Class Action and Class

January 10, 2011


Some time ago I read the story of Fen-Phen, the dangerous drug that was eventually banned but not before it had destroyed many lives. The story was told by Alicia Mundy in Dispensing with the Truth. It was the story of brave attorneys taking on a powerful industry and lobby on behalf of victims who did not know each other and who only knew that their lives would never be the same again. The ‘class action’ lawyers were, for the most part a ‘class act’.

So it was with some dismay that I read Curtis Wilkie’s The Fall of the House of Zeus: The Rise and Fall of America’s Most Powerful Trial Lawyer. It is the story of Dickie Scruggs, a man who made many fortunes taking on asbestos and big tobacco and the like. Wilkie does not come across as sanctimonious about his subject, a man who was eventually sent to prison for attempting to bribe a judge. I was clear that Scruggs made enemies early on in his astonishing career and was frequently in court defending himself against charges that he had promised money to associates and then not paid them. Once the money started rolling in they all wanted what they thought was their rightful share. At the same time he did things that rich people do: gave large gifts in his community, to his university and to political candidates.

What brought him down, in the end, was not some dire and dastardly premeditated deed, but more a pattern of expecting that he could make anything happen, that he was golden, almost a sense that he was born to succeed in what ever he did. The bribery, according to Wilkie, was not Scruggs’ idea, but something he eventually bought into while an associate was wearing a wire provided by some very excited federal agents who saw a chance to bring down a rich man. It is a sad story with a large cast and no one comes out looking particularly good.

The phrase ‘banality of evil’ comes to mind. There was no decision to commit an unthinkable crime. There was, rather, a pattern of action and belief that supported acts on the edge, created in Scruggs a sense of invulnerability and eventually led to the commission of a great crime almost without thought or realization as to what was happening.

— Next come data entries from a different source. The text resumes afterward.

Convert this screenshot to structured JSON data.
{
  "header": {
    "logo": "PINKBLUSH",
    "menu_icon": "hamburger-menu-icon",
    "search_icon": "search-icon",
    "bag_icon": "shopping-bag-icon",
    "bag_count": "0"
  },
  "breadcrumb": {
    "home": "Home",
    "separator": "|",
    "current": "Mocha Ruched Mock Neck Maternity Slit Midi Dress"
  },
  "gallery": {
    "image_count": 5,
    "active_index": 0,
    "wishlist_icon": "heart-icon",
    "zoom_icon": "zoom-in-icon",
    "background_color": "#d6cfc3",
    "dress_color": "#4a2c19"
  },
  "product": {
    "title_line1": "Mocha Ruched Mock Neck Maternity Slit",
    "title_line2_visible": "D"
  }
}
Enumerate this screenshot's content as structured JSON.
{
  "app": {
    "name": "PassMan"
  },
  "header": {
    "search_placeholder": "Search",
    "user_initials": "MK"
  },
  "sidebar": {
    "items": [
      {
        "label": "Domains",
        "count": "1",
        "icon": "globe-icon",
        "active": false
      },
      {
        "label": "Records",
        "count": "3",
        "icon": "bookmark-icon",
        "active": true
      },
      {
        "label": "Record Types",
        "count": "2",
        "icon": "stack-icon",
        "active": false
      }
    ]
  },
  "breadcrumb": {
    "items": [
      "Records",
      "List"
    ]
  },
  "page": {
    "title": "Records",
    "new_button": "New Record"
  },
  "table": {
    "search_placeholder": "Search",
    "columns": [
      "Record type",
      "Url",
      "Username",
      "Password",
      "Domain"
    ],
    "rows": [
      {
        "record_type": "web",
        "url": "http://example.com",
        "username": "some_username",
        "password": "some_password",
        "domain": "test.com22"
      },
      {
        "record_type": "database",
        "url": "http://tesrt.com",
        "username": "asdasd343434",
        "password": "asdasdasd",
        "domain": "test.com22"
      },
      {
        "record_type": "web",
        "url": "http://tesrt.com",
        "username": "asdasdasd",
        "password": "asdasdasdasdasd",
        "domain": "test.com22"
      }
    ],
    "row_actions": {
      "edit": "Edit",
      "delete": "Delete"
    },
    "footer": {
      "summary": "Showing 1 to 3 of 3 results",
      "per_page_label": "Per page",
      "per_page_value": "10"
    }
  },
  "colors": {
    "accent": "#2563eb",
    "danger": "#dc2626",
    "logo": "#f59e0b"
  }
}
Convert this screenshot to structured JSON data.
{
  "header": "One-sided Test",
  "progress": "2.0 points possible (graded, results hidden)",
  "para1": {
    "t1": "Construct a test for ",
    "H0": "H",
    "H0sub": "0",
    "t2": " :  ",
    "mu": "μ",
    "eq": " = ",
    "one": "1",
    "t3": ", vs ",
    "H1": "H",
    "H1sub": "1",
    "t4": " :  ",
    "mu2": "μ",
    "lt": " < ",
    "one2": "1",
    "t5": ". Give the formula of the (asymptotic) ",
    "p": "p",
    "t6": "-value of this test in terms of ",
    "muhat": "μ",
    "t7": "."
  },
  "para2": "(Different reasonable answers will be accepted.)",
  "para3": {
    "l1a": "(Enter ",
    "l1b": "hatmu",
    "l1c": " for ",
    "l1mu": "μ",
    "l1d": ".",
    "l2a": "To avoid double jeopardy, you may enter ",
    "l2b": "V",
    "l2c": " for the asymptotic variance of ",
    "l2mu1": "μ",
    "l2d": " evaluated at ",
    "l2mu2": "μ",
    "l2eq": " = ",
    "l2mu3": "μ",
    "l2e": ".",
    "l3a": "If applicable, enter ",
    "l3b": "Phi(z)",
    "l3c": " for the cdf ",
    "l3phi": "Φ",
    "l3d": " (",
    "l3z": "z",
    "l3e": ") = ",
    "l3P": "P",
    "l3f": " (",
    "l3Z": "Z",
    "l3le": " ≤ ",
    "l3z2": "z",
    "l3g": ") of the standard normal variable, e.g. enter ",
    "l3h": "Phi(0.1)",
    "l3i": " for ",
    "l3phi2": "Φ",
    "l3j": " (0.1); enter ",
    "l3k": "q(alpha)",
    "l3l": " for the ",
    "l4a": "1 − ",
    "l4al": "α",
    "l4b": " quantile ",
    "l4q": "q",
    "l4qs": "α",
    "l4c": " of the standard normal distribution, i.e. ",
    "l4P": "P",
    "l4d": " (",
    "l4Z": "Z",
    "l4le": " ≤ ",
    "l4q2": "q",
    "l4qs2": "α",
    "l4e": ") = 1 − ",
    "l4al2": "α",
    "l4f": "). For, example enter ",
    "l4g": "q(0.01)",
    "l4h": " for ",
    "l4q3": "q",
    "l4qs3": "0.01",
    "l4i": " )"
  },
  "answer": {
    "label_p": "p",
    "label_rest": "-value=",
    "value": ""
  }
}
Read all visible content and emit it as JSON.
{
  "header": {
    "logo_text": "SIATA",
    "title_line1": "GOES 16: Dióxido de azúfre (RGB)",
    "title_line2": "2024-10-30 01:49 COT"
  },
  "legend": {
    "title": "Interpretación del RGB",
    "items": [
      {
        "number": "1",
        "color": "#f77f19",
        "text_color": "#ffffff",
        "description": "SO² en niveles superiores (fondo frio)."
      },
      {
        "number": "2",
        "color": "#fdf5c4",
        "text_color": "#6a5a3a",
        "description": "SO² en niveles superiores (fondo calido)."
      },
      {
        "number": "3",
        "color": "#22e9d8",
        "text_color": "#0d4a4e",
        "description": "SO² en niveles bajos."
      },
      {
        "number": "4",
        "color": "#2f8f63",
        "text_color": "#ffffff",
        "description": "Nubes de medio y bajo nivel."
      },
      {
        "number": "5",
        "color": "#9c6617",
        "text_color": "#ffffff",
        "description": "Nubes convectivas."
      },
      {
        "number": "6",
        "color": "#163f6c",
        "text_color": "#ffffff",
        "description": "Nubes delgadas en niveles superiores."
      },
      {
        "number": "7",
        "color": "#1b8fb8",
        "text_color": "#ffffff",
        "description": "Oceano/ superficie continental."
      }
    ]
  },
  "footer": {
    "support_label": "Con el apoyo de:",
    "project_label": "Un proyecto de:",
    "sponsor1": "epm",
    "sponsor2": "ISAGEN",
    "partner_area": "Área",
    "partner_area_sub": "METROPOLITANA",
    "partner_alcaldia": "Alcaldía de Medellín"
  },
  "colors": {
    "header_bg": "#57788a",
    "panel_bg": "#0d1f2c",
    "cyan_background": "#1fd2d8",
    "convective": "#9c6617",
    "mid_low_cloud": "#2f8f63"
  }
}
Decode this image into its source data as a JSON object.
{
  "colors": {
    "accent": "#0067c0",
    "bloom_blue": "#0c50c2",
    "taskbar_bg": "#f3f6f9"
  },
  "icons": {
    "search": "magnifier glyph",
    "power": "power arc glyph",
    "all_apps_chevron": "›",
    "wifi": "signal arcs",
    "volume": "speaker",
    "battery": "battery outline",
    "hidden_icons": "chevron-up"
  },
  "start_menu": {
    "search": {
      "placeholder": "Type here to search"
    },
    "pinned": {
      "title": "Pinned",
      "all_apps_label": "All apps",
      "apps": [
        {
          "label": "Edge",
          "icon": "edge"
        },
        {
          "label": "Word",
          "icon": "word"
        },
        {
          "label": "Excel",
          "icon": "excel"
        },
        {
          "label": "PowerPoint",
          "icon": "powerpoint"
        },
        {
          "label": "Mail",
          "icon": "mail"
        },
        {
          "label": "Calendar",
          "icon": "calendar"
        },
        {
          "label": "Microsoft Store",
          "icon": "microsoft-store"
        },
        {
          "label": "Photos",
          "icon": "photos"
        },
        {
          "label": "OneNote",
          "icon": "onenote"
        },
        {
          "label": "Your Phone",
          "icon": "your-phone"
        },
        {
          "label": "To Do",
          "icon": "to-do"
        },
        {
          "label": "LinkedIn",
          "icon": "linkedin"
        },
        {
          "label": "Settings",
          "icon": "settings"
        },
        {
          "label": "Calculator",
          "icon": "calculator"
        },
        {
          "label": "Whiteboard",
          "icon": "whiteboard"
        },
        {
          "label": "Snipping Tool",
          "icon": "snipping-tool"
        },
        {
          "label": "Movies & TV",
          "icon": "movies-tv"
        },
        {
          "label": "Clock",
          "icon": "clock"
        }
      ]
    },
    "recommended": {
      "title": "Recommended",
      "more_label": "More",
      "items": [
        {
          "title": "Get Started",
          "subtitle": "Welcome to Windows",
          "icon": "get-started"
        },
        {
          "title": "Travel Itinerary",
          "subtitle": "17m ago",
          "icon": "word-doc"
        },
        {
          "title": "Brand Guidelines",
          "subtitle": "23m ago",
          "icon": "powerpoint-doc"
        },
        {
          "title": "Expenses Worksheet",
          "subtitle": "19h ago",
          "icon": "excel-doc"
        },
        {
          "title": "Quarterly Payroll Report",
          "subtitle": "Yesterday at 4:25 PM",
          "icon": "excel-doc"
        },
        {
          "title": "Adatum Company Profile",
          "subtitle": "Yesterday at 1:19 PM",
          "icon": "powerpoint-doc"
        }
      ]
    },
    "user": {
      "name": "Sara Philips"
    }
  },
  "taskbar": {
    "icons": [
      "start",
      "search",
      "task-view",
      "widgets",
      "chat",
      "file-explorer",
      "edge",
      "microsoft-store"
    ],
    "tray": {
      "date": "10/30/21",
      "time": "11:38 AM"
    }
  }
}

It all goes back to the idea that it is the little decisions we make that shape the big ones: that little fudging of the truth on our tax returns or expenses, that extra desert or glass of wine, that box of pens from the office all lead to that sense that somehow we deserve what we have. It is the affliction of embezzlers and, apparently, some people who accumulate great wealth without cultivating a kind of self awareness or spirituality that keeps them on a good path.